Jim Denham
Cluster munitions are horrible weapons that can be delivered by rockets, missiles, and aircraft. They open in mid-air and disperse dozens and even hundreds of smaller submunitions, also called capsules or bomblets, over an area the size of a city block. Many submunitions fail to explode on impact, leaving duds that act like landmines, posing a deadly threat to civilians for years and even decades.
The 2008 Convention on Cluster Munitions comprehensively prohibits these weapons due to their indiscriminate effects and the long-lasting danger that they pose. It requires the destruction of stockpiles, clearance of areas contaminated by cluster munitions. The Convention has been signed by over 100 countries, including Britain, France and Germany but not the US, Russia or Ukraine.
Human Rights Watch confirms that since Russia’s full-scale invasion of Ukraine last year, Russian forces have used cluster munitions in attacks that have caused hundreds of civilian casualties and damaged or destroyed homes, hospitals, and schools: Download the full briefing paper in English.
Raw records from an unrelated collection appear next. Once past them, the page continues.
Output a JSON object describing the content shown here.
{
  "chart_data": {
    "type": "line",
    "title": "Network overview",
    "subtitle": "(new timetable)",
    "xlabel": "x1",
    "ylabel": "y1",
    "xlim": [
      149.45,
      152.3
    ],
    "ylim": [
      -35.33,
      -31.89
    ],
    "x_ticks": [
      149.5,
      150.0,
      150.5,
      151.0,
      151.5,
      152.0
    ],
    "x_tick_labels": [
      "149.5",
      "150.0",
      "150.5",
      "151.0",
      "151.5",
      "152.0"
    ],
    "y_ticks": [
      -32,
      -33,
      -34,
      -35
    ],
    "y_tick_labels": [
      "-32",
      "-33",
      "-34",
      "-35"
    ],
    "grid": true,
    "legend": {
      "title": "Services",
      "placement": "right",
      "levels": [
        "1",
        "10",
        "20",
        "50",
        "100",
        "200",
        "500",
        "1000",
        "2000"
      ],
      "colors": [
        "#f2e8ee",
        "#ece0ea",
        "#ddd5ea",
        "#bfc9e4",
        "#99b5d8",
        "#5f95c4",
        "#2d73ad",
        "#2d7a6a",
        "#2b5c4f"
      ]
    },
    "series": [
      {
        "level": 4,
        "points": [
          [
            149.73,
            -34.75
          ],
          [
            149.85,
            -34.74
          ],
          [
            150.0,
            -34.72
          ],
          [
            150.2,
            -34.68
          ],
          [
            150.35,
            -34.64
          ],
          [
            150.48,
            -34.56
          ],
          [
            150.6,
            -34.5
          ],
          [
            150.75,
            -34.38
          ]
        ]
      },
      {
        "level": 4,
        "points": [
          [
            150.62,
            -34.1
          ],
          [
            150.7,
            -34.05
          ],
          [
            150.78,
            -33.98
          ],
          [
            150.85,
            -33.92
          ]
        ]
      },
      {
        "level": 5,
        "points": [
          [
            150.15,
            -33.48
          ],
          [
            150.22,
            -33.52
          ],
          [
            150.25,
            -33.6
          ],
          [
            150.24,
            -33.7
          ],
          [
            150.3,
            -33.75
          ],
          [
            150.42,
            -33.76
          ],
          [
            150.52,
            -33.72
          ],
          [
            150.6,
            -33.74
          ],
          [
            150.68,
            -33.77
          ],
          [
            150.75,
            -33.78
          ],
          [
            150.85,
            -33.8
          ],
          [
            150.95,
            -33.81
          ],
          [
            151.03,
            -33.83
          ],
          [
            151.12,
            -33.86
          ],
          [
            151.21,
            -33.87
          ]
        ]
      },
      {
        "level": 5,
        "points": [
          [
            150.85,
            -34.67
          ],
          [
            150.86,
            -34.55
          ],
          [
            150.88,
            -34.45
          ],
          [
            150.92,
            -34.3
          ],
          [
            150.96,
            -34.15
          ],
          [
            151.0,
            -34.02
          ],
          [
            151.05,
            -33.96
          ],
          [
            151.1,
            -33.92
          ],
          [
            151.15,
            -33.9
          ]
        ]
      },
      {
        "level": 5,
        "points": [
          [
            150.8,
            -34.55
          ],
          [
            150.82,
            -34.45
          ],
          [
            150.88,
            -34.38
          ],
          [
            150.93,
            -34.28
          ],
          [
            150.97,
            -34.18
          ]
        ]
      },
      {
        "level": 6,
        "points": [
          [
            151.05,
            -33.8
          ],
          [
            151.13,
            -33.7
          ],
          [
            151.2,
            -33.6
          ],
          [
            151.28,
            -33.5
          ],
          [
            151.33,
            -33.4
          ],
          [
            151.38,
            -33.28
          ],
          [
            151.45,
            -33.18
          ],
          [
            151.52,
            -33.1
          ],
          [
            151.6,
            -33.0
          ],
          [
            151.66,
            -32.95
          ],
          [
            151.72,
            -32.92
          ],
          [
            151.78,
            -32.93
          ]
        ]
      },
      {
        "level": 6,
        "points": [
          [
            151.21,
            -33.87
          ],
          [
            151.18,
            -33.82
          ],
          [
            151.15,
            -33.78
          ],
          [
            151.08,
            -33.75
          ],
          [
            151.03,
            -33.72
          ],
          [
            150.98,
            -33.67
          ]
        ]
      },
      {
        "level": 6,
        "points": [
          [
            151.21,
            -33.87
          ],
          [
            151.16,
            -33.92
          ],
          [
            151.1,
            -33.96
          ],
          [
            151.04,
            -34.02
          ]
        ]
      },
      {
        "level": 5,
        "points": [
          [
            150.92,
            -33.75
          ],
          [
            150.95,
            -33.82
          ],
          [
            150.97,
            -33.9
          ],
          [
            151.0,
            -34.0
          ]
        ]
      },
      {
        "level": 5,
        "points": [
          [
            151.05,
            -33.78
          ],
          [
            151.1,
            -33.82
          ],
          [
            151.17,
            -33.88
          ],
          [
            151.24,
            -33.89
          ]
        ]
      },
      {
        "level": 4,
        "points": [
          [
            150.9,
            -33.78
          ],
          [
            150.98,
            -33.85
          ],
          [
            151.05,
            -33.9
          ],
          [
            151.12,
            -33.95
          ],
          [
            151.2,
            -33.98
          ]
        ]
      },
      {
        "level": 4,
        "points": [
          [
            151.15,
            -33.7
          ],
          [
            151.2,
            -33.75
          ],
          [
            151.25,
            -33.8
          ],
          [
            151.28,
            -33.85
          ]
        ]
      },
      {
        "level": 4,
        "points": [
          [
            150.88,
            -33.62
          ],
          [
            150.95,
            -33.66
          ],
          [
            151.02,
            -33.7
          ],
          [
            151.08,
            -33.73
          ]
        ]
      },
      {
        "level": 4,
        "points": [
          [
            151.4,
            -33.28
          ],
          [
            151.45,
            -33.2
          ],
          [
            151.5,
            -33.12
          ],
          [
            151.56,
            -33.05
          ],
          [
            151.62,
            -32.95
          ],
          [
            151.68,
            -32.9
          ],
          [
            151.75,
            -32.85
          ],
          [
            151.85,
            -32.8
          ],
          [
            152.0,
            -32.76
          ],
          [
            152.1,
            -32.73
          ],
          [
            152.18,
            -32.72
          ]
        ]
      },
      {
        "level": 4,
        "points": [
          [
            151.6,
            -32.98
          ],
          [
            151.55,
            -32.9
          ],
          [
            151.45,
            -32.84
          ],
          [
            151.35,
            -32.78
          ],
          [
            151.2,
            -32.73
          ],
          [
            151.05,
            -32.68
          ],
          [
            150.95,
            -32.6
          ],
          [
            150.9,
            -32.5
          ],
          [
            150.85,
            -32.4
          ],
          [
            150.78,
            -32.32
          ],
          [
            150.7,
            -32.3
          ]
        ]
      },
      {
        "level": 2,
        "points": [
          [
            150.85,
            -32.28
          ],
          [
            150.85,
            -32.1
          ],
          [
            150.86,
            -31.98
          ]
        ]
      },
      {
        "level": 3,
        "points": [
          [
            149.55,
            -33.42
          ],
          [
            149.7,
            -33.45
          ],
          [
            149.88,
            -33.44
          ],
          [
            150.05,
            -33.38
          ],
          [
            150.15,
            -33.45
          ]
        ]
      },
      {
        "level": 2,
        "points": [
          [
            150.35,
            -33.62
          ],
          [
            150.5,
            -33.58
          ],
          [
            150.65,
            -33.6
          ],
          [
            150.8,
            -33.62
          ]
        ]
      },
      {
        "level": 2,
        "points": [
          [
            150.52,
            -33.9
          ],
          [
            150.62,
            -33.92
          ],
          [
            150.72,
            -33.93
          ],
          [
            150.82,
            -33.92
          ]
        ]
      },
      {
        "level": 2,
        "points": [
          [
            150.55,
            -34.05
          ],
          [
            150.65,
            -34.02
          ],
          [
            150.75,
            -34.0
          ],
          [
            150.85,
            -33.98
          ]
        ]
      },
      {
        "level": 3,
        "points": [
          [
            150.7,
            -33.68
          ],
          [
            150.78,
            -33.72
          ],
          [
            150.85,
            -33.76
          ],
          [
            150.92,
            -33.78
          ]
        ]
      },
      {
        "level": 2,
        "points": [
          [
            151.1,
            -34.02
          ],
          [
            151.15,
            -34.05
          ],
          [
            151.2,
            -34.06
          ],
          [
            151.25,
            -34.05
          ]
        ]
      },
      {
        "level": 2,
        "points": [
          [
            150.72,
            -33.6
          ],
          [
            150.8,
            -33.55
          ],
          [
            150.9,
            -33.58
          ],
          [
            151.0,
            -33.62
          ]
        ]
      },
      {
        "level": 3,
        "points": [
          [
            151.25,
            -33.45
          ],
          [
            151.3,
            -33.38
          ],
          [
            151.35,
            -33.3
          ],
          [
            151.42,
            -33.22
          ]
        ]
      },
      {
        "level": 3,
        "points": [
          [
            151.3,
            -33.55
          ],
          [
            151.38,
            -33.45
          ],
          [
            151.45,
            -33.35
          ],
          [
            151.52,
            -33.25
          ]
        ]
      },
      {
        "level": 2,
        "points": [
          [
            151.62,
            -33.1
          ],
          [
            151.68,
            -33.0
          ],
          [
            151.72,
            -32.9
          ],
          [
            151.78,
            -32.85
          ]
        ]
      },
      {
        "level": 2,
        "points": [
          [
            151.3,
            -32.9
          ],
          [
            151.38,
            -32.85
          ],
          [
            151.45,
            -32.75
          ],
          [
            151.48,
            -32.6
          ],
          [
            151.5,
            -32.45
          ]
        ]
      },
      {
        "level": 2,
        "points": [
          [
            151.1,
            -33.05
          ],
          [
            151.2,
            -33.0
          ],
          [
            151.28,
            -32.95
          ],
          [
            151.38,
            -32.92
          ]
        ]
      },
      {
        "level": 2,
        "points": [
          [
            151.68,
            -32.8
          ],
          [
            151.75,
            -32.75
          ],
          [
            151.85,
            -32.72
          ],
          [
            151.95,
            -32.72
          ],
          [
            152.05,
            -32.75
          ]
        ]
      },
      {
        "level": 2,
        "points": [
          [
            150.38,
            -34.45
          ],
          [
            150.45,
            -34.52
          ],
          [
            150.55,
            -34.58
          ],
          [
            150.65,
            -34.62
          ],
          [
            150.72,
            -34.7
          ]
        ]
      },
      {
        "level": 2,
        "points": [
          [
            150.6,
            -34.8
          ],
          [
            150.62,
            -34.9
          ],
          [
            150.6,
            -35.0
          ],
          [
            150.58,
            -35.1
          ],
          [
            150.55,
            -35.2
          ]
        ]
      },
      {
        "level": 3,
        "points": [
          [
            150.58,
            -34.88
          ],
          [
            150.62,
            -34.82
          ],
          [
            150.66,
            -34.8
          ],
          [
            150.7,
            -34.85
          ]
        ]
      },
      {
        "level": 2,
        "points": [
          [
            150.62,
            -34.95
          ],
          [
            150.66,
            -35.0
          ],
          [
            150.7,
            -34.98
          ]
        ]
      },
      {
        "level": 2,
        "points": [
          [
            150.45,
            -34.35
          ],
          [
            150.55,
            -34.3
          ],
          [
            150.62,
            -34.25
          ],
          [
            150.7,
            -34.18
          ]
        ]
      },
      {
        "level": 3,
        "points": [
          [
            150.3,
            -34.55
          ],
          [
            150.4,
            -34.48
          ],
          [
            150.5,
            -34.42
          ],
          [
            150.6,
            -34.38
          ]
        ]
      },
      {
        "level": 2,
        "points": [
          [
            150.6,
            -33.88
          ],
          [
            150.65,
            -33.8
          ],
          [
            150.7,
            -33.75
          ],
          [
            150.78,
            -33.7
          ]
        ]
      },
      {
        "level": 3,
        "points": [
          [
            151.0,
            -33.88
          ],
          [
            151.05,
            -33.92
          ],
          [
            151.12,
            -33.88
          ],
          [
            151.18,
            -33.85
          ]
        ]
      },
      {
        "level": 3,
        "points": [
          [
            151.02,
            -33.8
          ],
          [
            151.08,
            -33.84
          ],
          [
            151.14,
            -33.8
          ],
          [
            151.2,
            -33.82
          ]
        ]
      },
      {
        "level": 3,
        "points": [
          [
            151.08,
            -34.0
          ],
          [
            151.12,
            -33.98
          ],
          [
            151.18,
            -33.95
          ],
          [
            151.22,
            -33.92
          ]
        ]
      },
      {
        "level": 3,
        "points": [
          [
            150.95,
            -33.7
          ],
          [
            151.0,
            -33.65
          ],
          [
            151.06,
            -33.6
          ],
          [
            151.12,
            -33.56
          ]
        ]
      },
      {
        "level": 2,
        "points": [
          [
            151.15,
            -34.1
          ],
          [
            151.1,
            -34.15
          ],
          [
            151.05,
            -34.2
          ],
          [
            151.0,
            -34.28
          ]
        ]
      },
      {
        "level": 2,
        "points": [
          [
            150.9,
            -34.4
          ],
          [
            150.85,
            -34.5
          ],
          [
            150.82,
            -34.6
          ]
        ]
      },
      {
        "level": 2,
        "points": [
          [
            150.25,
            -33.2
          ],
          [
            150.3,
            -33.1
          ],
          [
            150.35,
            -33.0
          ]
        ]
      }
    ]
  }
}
Both Human Rights Watch and the Cluster Munitions Coalition have also monitored the extensive use of cluster bombs by Russian and pro-Assad forces in Syria since 2012.
The Ukrainian military has not denied its own use of cluster munitions and has publicly asked to be supplied with the weapon: a request that has now been granted by the Biden administration.
Biden’s decision poses a real dilemma for those of us on the left who support Ukraine’s right to fight the invaders and to obtain the weapons it needs in order to do so.
A timeline by the Cluster Munition Coalition reveals that since WW II, cluster bombs have been mainly used in invasions or to put down a domestic rebellion. In nearly all those cases, they were dropped indiscriminately, without regard to the lives of civilians. In fact, in some cases it’s clear that very often the intent was to attack the civilian population as well as enemy combatants. That is not the type of war Ukraine is fighting: on the contrary, the Ukraine government is fighting against an invasion. It seems highly unlikely that Ukrainian forces would use cluster bombs indiscriminately amongst their own population.
It is also the case that the decision to supply cluster bombs is at least in part because the US and other western nations have been reluctant to provide Ukraine with weapons and ammunition meaning that Ukraine is about to run out. It’s been “no” to tanks, “no” to Patriot air-defence missiles, “no” to Himars and “no” to F-16 jets until slowly and reluctantly, some of these weapons have eventually been provided (but still no jets).
The Morning Star, which these days is increasingly open in its desire to see Ukraine defeated, ignores all this and – in particular – fails to mention, even in in passing, the rather important fact that Russia has been dropping cluster bombs on Ukraine since 2014*. And while denouncing “Biden’s latest $800 million gift package of military hardware to the increasingly desperate Ukrainian regime [including] of cluster bombs”, is actually much more excited about signs of backtracking within the US ruling class (“Cluster bombs grab the headlines, but backtracking may be underway too”, MS editorial July 10 2023):
It is a sign of the difficulties the Nato strategy is encountering in Ukraine that a top-level US delegation of foreign policy figures recently met with senior Russian figures including Foreign Minister Sergei Lavrov.“ Outgoing Council on Foreign Relations president Richard Haass, CFR figure and Georgetown University professor Charles Kupchan, and Kissinger Associates managing director Thomas Graham, went to discover “where there might be room for future negotiation, compromise, and diplomacy over ending the war.” According to National Broadcasting Corporation reporter Josh Lederman, the talks took place with the knowledge of the Biden administration, but not at its direction. Later, the former officials involved in the Lavrov meeting briefed the Whitehouse National Security Council. These moves highlight the importance of maintaining pressure on the US and our own government to create the optimum conditions for a ceasefire and a negotiated resolution to the Ukraine conflict. As the existing US-Nato strategy loses both coherence and credibility, elements in the US are bound to seek a face-saving formula.
There follows the obligatory denunciation of the EU (“too many of the governments in Europe are prepared to sacrifice their own economies to the initiatives of the US hegemon and that the EU bureaucracy is the most compromised in this respect”) before a final appeal to “elements in British politics, on both left and right, and especially in the labour movement who allowed themselves to be incorporated in the effort to settle the Ukraine question on the battlefield, … to recover their critical faculties and a sense of where British and European interests lie.”
“British and European interests”, you will note: no mention of the people of Ukraine and their right to defend themselves. If it wasn’t already obvious, it’s now obvious that the Morning Star, for all its occasional token criticisms of the invasion, wants Putin to prevail and holds the people of Ukraine in contempt.
- In a brief article today (July 11), the Morning Star acknowledges: “Both Russia and Ukraine have reportedly been using cluster munitions since the start of Russia’s invasion in February 2022.”